Compared to other genres, I actually think shooters (not fps) have one of the highest ratios of fun-to-flops.
I've gone through (or at least tried out) nearly every genesis game, and quite a huge number of NES and SNES games, the dominant systems of that era. I'd say at least 1/3rd of the shooters are quite fun, with many high quality, and a few additional that are worthy based on some feature. And they aren't all made by the same companies.
In contrast, side-scrolling action platform games continued to dominate the market for a long long time, and the vast majority of them are just junk. Besides the excellent mario and Sonic games, there's very few worthy of recognition. Earthworm Jim, Cool Spot, and Kirby are a few off the top of my head (all excellent too). Even Disney churns out crap (except for Aladdin). I can't believe how many walk-across-the-screen and jump and punch/slash people games I've tried that are just garbage. I can't believe anyone paid 50$ for them!
Of course side-scrollers kinda slowed down at the same time as shooters (saturn/ps1 era) due to the sudden need for 3D graphics. Shooters got taken over by sim shooters (3D flying/shooting), and side-scrollers got taken over by 3rd person adventure games (which still plague us 10 years later with their awful camera angles and questionable gameplay).
Fighters did actually seem to mostly remain fairly high quality (except some notable highly marketted crap like rise of the robots) once they got off the ground. Initial fighters with none or only the standard 4 moves were rather boring in my opinion (including the first street fighters). Somehow 4 moves just isn't enough. Once you master them, you just end up launching fireballs the whole game and it gets boring. Once MKII and EC came around (for me anyway, others could have been first), they upped the anti with many useful special moves per character and amusing deaths that kept you playing to hope to see one. And these games still go strong in my opinion, but are unfairly outmarketted by 3D fighters.

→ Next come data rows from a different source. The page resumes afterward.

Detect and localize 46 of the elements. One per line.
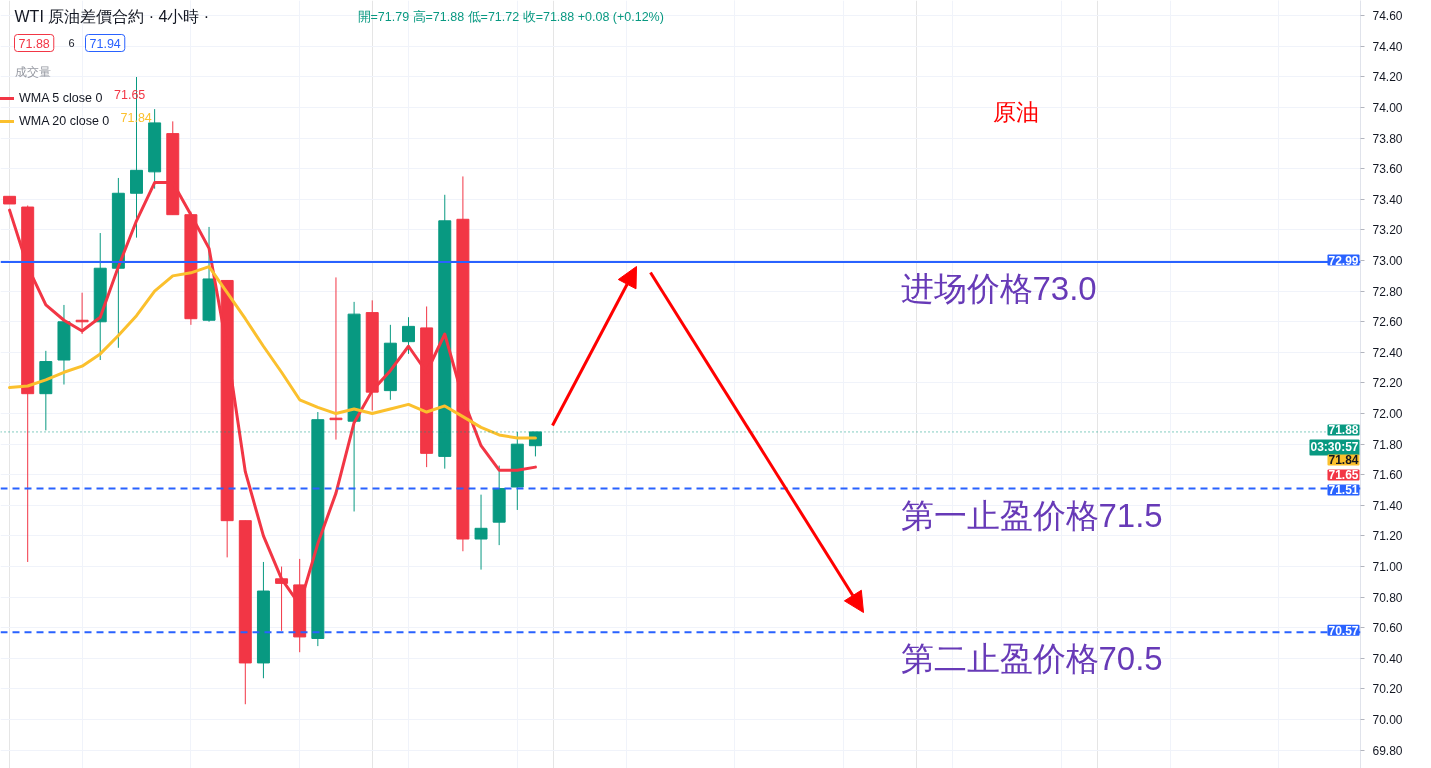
y-tick-label: 71.20 — [1372, 529, 1403, 544]
annotation: 03:30:57 — [1310, 440, 1359, 455]
y-tick-label: 70.40 — [1372, 651, 1403, 666]
y-tick-label: 70.60 — [1372, 621, 1403, 636]
y-tick-label: 74.20 — [1372, 70, 1403, 85]
ref-line-label: 第二止盈价格70.5 — [900, 640, 1163, 678]
y-tick-label: 71.60 — [1372, 468, 1403, 483]
annotation: 成交量 — [14, 64, 51, 79]
legend-label: WMA 5 close 0 — [19, 90, 103, 107]
annotation: 71.88 — [18, 36, 50, 51]
y-tick-label: 70.20 — [1372, 682, 1403, 697]
annotation: 70.57 — [1328, 623, 1359, 638]
annotation: 71.88 — [1328, 423, 1359, 438]
text: 71.65 — [1328, 468, 1359, 483]
y-tick-label: 71.00 — [1372, 560, 1403, 575]
y-tick-label: 73.60 — [1372, 162, 1403, 177]
y-tick-label: 71.40 — [1372, 498, 1403, 513]
ref-line-label: 进场价格73.0 — [900, 270, 1097, 308]
y-tick-label: 72.60 — [1372, 315, 1403, 330]
candlestick — [474, 494, 488, 571]
annotation: 6 — [68, 36, 75, 49]
y-tick-label: 73.20 — [1372, 223, 1403, 238]
text: 71.84 — [1328, 453, 1359, 468]
candlestick — [402, 316, 415, 355]
y-tick-label: 72.00 — [1372, 407, 1403, 422]
y-tick-label: 72.80 — [1372, 284, 1403, 299]
y-tick-label: 72.20 — [1372, 376, 1403, 391]
y-tick-label: 74.00 — [1372, 101, 1403, 116]
y-tick-label: 74.60 — [1372, 9, 1403, 24]
y-tick-label: 73.80 — [1372, 131, 1403, 146]
text: 開=71.79 高=71.88 低=71.72 收=71.88 +0.08 (+0.12%) — [357, 8, 664, 24]
y-tick-label: 70.80 — [1372, 590, 1403, 605]
y-tick-label: 73.40 — [1372, 192, 1403, 207]
ref-line-label: 第一止盈价格71.5 — [900, 496, 1163, 534]
annotation: 72.99 — [1328, 253, 1359, 268]
legend-label: WMA 20 close 0 — [19, 113, 110, 130]
y-tick-label: 69.80 — [1372, 743, 1403, 758]
y-tick-label: 72.40 — [1372, 345, 1403, 360]
y-tick-label: 74.40 — [1372, 39, 1403, 54]
annotation: 71.94 — [89, 36, 121, 51]
annotation: 原油 — [992, 100, 1039, 125]
y-tick-label: 70.00 — [1372, 713, 1403, 728]
y-tick-label: 73.00 — [1372, 254, 1403, 269]
y-tick-label: 71.80 — [1372, 437, 1403, 452]
chart-title: WTI 原油差價合約 · 4小時 · — [14, 7, 210, 25]
annotation: 71.51 — [1328, 483, 1359, 498]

I think 3D fighters, while they have great graphics and tons of moves, all started to blend together almost from the onset. The characters and moves and gameplay just seem all alike on all of them. And mapping textures onto limited polygons just isn't as artistic as hi-res sprites. You'd think that 3D fighters would have had a crash 5 years ago, but nope. We're on MK15, VF5, Tekken 23, etc. They should just start naming them after the year now. Actually, named after the next year.
Which brings me to another thought, but that's for another thread.
But anyway, maybe it's just because shooters are so simple, it's easier to make one not suck. You just need some interesting bosses, cool weapons, and a smooth scrolling background, and you're in business. Some of the ones I've played that are bad, you'd think they had to try to make it this bad on purpose.
But I take that back. I've played many games that have all three of those features, but they're still just not fun for some reason you can't lay your finger on. There's some gameplay aspect with how fast and in what patterns the enemies come at you, and how fast your ship moves. Level design that's more than just graphics that's required to make the gameplay fun.
The truth is, I didn't like shooters at all back in the early 90s. It wasn't until my college sega rebirth that I became obsessed with them. Back in the 90s, I only wanted 3D, because it was rare and exciting. 2D wasn't exciting. When I looked at the back of the box for a 2D shooter, it looked like a flat playing field with little vehicles. I used to play 1942 on NES, and I used to think it was good (what the hell were we thinking?). But I didn't want NES games on my Genesis. I wanted the 3D bonus levels of Sonic 3, virtua racing, Ballz, and the 3D stuff on the CD and 32x.
3D caused the shooter crash, not the quality of shooters, in my opinion.